What do you do to improve the value of your business?
- Start now with a plan. Do not wait. Now is the best time to start putting a plan in place to increase the value of your business when you are ready to sell. Do this even if your time horizon is out 10 years or more.
- Set a base line. Consider having your business professionally valued by an AICPA certified valuation expert. Depending on the size and complexity of your business, you may be able to get a professionally prepared valuation completed for $5,000 or less. This will give you a baseline to determine if the changes you are making are helping increase value. Consider doing this again in 3 years to validate you are making progress improving your business’s value.
- Improve your management. If you cannot affirmatively answer the question of whether or not your business can run without you, start now to determine what management changes must be made to positively resolve this major issue.
- Build a support team. If you do not have a board of directors, consider setting up a board of advisors to help you with resolving all of these issues. Have your board made up of your corporate attorney, your tax advisor and several trusted business owners, both in and out of your industry, that do not compete with you. Consider having quarterly board meetings with a formal report to the board showing what improvements have been made since the last meeting and what needs to be completed over the next quarter. This will help hold you accountable for moving forward and solving problems at the company level. I have clients that insist this has been the single biggest driver that helped them improve their businesses.
- Contract with skilled consultants. Consider hiring professional help to document your current business processes, improve them if necessary and set up key performance indicators (KPIs) to evaluate your business daily, weekly and monthly. Any of Nperspective’s partners would be pleased to help you with this. We have established relationships with area bankers, accounting firms, law firms, human resource managers and other professionals that we can recommend to you to on an as-needed basis to improve the operations and the value of your business.

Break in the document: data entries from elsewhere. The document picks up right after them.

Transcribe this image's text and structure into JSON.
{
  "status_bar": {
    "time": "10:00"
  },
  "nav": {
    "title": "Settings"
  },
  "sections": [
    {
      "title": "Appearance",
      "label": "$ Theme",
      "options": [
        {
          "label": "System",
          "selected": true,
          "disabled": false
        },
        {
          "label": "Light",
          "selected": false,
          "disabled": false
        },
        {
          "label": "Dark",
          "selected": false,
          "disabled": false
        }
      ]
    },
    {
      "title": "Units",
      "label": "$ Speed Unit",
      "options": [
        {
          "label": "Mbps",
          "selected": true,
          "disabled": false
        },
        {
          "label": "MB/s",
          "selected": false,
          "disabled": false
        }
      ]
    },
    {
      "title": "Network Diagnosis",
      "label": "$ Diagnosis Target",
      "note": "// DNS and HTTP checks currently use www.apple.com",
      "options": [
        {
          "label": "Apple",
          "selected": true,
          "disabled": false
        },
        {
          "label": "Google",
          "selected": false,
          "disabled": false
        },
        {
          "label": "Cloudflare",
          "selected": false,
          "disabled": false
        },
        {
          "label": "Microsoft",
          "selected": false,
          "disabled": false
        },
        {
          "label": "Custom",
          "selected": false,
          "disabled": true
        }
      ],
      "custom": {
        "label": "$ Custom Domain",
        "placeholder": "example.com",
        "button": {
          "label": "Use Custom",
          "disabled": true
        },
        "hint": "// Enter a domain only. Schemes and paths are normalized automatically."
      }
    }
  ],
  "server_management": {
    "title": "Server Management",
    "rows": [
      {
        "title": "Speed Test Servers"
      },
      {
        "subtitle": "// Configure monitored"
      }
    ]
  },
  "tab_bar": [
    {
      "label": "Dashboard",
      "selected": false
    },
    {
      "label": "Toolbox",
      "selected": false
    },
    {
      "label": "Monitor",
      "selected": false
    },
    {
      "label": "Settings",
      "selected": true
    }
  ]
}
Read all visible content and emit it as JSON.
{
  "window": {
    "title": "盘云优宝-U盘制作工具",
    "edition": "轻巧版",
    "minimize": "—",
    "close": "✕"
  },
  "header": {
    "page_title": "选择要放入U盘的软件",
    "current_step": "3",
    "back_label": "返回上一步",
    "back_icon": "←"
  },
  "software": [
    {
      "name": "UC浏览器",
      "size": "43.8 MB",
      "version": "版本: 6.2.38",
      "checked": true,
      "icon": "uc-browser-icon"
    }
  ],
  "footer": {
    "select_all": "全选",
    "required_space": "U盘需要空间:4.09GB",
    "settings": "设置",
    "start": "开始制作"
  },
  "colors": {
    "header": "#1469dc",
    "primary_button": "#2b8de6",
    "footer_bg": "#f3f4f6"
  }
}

To obtain the value that you expect for your business, it is important to invest the time to get it ready to sell. These simple steps will help you before you want to consider selling your business and will help you obtain the valuation you deserve for all your hard work when the time to sell arrives.
Even if you are not selling, if you cannot answer these questions favorably, it means that some level of improvement to your business is needed now. A well-run business is ready to be sold at any time, and you never know when that opportunity may arise.